Schlusslicht sind die Anteilsscheine der Deutschen Bank mit minus 2,1 Prozent. Allerdings hatten sie in den vergangenen sechs Handelstagen einen Erholungskurs eingeschlagen und dabei um insgesamt 13 Prozent zugelegt. Da scheinen einige Anleger heute erste Gewinne bei der Aktie zu realisieren.

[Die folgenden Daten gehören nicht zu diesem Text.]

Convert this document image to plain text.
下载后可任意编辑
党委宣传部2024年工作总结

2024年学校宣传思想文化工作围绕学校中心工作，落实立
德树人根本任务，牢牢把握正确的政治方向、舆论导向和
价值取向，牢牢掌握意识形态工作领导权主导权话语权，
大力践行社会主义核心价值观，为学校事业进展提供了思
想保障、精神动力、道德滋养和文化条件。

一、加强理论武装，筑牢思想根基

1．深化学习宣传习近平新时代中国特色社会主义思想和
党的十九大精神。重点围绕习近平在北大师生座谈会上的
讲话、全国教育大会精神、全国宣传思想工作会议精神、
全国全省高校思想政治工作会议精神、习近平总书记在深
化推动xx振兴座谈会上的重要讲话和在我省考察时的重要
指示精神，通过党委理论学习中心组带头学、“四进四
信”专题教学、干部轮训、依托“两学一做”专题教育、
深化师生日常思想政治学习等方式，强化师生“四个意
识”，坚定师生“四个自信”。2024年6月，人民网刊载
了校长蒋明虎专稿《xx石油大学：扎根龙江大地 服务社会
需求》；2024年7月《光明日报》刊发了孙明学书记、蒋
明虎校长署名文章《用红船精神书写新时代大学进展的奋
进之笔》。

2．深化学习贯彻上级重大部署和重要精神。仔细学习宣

Axel Springer im MDax an der Spitze

Im MDax profitierten die Papiere von Scout24 mit plus 2,5 Prozent und Axel Springer mit plus 5,6 Prozent von positiven Analystenkommentaren. Die Aktie des Online-Marktplatzbetreibers wird nun von J.P. Morgan positiver gesehen und die Sorgen rund um regulatorische Änderungen in Deutschland als übertrieben bewertet. Die UBS empfiehlt nach dem deutlichen Kursverlust seit 12 Monaten die Aktie des Medienunternehmens Springer zum Kauf.

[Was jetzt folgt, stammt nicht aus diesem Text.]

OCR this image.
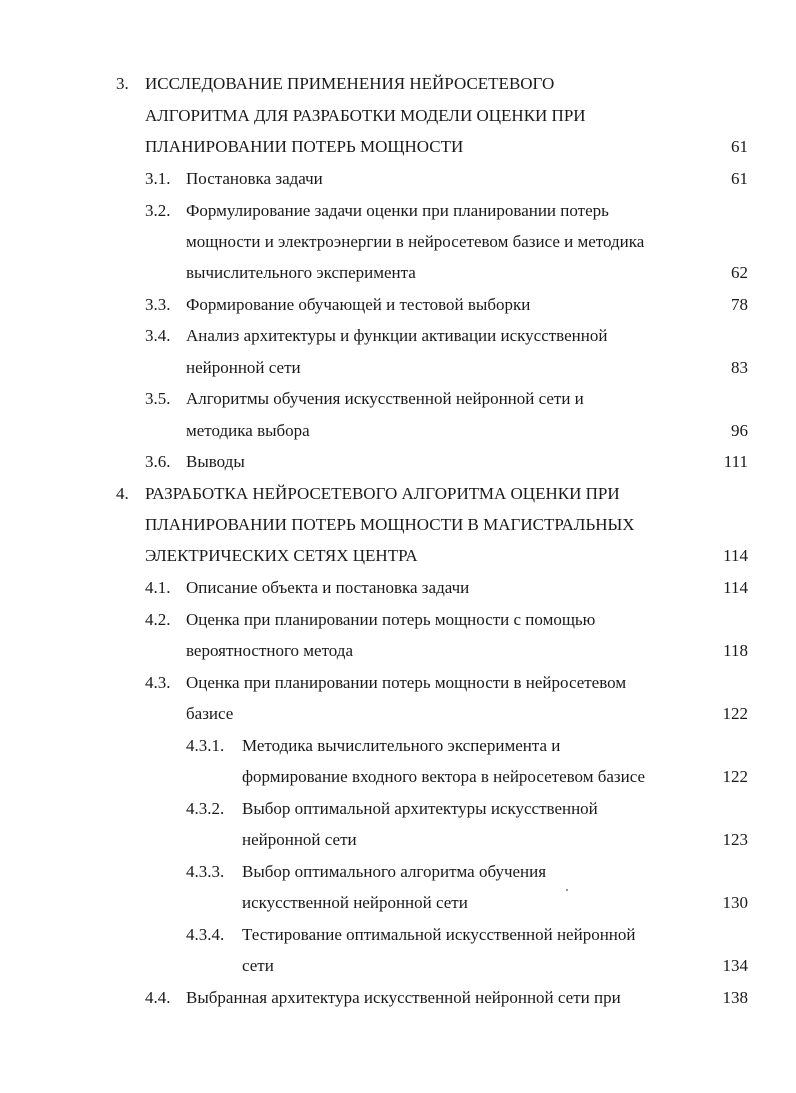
3. ИССЛЕДОВАНИЕ ПРИМЕНЕНИЯ НЕЙРОСЕТЕВОГО
АЛГОРИТМА ДЛЯ РАЗРАБОТКИ МОДЕЛИ ОЦЕНКИ ПРИ
ПЛАНИРОВАНИИ ПОТЕРЬ МОЩНОСТИ	61
3.1. Постановка задачи	61
3.2. Формулирование задачи оценки при планировании потерь
мощности и электроэнергии в нейросетевом базисе и методика
вычислительного эксперимента	62
3.3. Формирование обучающей и тестовой выборки	78
3.4. Анализ архитектуры и функции активации искусственной
нейронной сети	83
3.5. Алгоритмы обучения искусственной нейронной сети и
методика выбора	96
3.6. Выводы	111
4. РАЗРАБОТКА НЕЙРОСЕТЕВОГО АЛГОРИТМА ОЦЕНКИ ПРИ
ПЛАНИРОВАНИИ ПОТЕРЬ МОЩНОСТИ В МАГИСТРАЛЬНЫХ
ЭЛЕКТРИЧЕСКИХ СЕТЯХ ЦЕНТРА	114
4.1. Описание объекта и постановка задачи	114
4.2. Оценка при планировании потерь мощности с помощью
вероятностного метода	118
4.3. Оценка при планировании потерь мощности в нейросетевом
базисе	122
4.3.1. Методика вычислительного эксперимента и
формирование входного вектора в нейросетевом базисе	122
4.3.2. Выбор оптимальной архитектуры искусственной
нейронной сети	123
4.3.3. Выбор оптимального алгоритма обучения
искусственной нейронной сети	130
4.3.4. Тестирование оптимальной искусственной нейронной
сети	134
4.4. Выбранная архитектура искусственной нейронной сети при	138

Chart Axel Springer 1 Jahr

1&1 Drillisch Schlusslicht im MDax

Die australische Investmentbank Macquarie hat 1&1 Drillisch von „Outperform“ auf „Neutral“ abgestuft und das Kursziel von 68 auf 45 Euro gekappt. Die Aussichten für deutsche Telekomanbieter seien unsicher, schrieb Analyst Guy Peddy in einer am Mittwoch vorliegenden Branchenstudie.

Dr. Hönle zieht nach

Ohne treibende Nachricht setzen sich die Papiere des Spezialisten für UV-Technologie für industrielle Anwendungen heute an die Spitze des SDax. Die Aktie musst zuletzt große Kursverluste hinnehmen. Da Anleger aktuell eher die Sorgenkinder von 2018 favorisieren, könnte das ein Grund für das Kursplus sein. In der Spitze legte die Aktie über 7 Prozent zu.

Chart Dr. Hönle 1 Jahr

Südzucker nicht durch Tochter belastet

Die Südzucker-Aktien stiegen marktkonform um 1,1 Prozent. Die endgültigen Quartalszahlen der Tochter CropEnergies bewegten nicht. Das Unternehmen aus der Branche der Erneuerbaren Energien hatte im dritten Geschäftsquartal wegen einer höheren Steuerbelastung weniger verdient als ein Jahr zuvor. Zugleich bestätigte es die zuvor bereits zwei Mal gesenkten Gesamtjahresziele. Die Papiere büßten 2,1 Prozent ein.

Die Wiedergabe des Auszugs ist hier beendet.